University of Notre Dame
Kroc Institutde for International Peace Studies

Perin Gurel is Assistant Professor of American Studies and Concurrent Assistant Professor of Gender Studies at the University of Notre Dame.

The global and local fronts of our endless “War on Terror” intersect around the suspect figure of the Muslim. What might this mean under a president-elect Trump? The structures kept intact, and in some cases expanded, by President Obama provide some clues.

First, there is the Muslim registry. Right after the terrorist attacks of 9/11, the Bush administration implemented a special registration program that used immigration law to register, interview, fingerprint, detain, and deport males from 24 Muslim-majority countries (and North Korea) who were in the United States on student, tourist, or work visas, particularly punishing those who had fallen “out of status” because of glitches with the system. This law (NSEERS) not only furthered the association of Muslims with terrorism, it also turned immigration enforcement into one of the strongest arms of the War on Terror, as the government committed human rights violations previously well-known to other racialized communities, implementing arrest sweeps and raids based entirely on national and ethno-religious background, detaining individuals and breaking up families, all without a single terror-related charge. According to the ACLU, no one registered under NSEERS was ever convicted of a terrorism-related crime before deportation. The government simply wanted a show of doing something by turning on the most vulnerable, the lowest hanging fruit, and sent a message that implicitly justified citizens doing the same.

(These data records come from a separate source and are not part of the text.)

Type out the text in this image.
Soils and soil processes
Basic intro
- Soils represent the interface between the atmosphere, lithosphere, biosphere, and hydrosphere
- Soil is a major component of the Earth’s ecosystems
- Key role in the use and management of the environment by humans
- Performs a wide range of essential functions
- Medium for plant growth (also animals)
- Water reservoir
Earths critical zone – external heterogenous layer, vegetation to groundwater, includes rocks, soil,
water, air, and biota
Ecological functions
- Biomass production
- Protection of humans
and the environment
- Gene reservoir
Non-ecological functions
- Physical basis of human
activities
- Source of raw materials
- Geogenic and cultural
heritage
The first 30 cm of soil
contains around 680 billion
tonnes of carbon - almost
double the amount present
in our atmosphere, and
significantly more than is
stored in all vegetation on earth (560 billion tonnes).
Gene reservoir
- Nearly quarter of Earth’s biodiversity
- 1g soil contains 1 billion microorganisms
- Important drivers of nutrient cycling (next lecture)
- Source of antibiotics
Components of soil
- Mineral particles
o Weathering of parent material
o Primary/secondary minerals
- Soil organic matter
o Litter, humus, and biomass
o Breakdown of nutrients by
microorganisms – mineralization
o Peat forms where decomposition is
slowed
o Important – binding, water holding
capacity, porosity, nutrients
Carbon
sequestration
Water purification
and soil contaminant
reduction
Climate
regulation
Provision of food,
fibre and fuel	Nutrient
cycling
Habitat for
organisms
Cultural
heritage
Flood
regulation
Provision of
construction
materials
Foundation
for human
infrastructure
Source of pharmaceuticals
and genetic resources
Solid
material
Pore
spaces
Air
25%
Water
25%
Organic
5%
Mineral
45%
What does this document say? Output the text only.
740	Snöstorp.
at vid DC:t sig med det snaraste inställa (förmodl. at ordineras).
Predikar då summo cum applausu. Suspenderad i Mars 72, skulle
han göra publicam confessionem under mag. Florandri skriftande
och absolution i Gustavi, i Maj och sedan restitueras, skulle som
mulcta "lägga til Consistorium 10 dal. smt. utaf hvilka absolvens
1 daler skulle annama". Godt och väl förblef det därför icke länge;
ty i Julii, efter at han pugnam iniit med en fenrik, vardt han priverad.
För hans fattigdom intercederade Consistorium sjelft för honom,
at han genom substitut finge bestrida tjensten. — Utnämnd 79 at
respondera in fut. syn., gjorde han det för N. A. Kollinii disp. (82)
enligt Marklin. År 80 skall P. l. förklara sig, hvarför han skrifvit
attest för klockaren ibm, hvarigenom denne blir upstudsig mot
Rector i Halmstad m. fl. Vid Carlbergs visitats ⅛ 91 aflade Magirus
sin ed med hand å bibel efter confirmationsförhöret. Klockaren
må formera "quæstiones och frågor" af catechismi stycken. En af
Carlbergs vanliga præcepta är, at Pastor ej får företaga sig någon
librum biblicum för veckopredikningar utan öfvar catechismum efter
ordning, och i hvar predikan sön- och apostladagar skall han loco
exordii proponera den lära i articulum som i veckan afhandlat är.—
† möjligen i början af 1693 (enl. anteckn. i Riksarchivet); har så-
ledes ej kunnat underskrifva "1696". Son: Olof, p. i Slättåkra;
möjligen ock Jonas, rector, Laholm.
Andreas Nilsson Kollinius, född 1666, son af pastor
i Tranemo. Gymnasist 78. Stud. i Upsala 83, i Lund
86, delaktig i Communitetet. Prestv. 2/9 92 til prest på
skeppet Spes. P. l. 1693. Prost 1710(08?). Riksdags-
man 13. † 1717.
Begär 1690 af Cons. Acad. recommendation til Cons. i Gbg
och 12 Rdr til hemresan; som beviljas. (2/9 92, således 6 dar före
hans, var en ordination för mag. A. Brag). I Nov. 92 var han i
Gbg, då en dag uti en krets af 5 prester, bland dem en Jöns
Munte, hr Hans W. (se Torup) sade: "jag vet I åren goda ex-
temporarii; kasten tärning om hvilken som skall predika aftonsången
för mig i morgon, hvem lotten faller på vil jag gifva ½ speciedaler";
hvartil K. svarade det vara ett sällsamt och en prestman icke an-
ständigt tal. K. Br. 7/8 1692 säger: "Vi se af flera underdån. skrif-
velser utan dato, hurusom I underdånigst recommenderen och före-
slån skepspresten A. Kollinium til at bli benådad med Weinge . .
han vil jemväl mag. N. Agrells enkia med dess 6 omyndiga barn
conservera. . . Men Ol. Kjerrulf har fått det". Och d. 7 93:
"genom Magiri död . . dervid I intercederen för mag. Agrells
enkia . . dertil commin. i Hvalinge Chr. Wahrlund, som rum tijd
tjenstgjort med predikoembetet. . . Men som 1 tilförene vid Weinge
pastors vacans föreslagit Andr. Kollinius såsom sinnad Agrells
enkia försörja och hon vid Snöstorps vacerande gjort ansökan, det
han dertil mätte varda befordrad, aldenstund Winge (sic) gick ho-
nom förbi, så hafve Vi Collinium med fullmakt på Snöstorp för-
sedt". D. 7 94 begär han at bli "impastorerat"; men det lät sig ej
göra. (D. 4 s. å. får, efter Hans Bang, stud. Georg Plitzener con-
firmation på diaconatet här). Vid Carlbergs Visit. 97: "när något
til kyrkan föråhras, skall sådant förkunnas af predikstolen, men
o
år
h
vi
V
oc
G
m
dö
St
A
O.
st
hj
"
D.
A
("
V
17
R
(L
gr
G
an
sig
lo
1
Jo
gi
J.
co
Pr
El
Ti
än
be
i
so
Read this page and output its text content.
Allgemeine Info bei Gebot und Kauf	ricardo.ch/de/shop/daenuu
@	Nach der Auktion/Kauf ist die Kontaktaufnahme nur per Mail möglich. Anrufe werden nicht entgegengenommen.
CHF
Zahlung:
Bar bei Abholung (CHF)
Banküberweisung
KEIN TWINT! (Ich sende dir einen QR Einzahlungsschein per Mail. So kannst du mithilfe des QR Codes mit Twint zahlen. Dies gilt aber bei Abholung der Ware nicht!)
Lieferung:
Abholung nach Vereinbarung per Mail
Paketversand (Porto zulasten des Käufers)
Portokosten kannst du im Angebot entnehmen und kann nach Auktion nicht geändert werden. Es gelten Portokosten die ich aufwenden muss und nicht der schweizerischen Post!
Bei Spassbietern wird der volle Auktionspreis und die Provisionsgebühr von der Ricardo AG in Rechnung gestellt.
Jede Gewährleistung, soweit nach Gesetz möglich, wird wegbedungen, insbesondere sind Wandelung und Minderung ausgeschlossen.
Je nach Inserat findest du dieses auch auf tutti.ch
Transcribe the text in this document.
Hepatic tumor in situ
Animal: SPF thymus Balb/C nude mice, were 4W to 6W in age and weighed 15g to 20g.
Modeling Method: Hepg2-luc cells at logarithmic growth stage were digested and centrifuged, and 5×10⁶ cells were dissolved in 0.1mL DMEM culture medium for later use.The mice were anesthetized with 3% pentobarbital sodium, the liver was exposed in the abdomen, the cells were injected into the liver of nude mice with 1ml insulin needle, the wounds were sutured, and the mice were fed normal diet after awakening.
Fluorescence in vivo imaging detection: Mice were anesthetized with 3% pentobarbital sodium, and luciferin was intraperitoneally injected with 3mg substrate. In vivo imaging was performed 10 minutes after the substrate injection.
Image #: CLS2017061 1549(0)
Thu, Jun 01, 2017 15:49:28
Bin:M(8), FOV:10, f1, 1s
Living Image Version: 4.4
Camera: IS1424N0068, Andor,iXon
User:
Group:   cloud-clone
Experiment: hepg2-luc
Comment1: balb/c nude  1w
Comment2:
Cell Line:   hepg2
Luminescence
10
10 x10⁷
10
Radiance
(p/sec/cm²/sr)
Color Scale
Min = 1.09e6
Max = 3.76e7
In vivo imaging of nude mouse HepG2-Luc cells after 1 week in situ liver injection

Selective registration was made dormant by the Obama administration in 2011. The president did not cancel the program: he just removed names of countries from the list. He thus bequeaths a ready-made template to the president-elect, who can easily enforce immigration law selectively and vigorously in a way that will disproportionately impact Muslim and Latinx communities. Kansas Secretary of State Kris Kobach, who helped design both NSEERS and Arizona’s notorious SB 1070 immigration law, which promoted racial-profiling, is a member of Trump’s transition team. NSEERS and SB 1070 are perfect examples of the intersections between the domestic and the foreign, the official and the unofficial, and between legal and social citizenship. In both cases, the state says to certain human beings, “you look like you don’t belong; I will stop you and ask you for your papers.” This in turn encourages some citizens to say, “you look like you don’t belong, I will punch you and tell you to go back where you came from.”

So far American leaders from George W. Bush to President Obama have largely followed a good Muslim/bad Muslim narrative, publicly pushing for social citizenship and civil rights for American Muslims while keeping intact structural policies that limit civil and human rights inside and outside the country: FBI racial profiling, harassment, and entrapment of the indigent and mentally ill; extraordinary rendition, indefinite detention, and abuse at Guantanamo and, perhaps worse, a secret worldwide network of CIA black sites operating without oversight. There is also the perverse logic of an extrajudicial assassination policy that lists all unknown Muslim males murdered in a drone attack as de facto enemy combatants. Constructing “good” Muslims as agents on “the front lines” of the War on Terror, both establishment Democrats and Republicans depicted them as potential family members, friends, and neighbors of terrorists, subtly delegitimizing any criticism of the racial logic of the War on Terror.

We are now getting ready for a leadership shift, which may make the link between unofficial hate crimes against Muslims and official U.S. policies crystal clear through openly racist and xenophobic language. Perhaps this will create an opportunity for potential allies who did not agitate against racial profiling, registrations, and deportations within the United States, or against persistent violations of human rights outside U.S. nation-state borders, to finally see the connection between rhetoric and policy and to stand up to the policies.

Perhaps this is the moment we heed the words of Malcolm X and think beyond “civil rights” towards “human rights” with a framework that includes a critique of U.S. empire. After all, social citizenship for Muslims/Arabs/Middle Easterners – this nebulous racialized category that cuts across both unofficial hate crimes and structural policies like NSEERS – will remain precarious as long as the War on Terror continues to operate on a blueprint of collective punishment at home and abroad.

As we get ready to think through the challenges of a new era, we should stay on guard against blatant violations of our values and institutions. We may also want to notice how the new administration will not necessarily be making things anew, but will likely expand already existing racialized structures around immigration, the prison-industrial complex, and empire – War on Drugs, War on Crime, and War on Terror – structures to which we have long consented.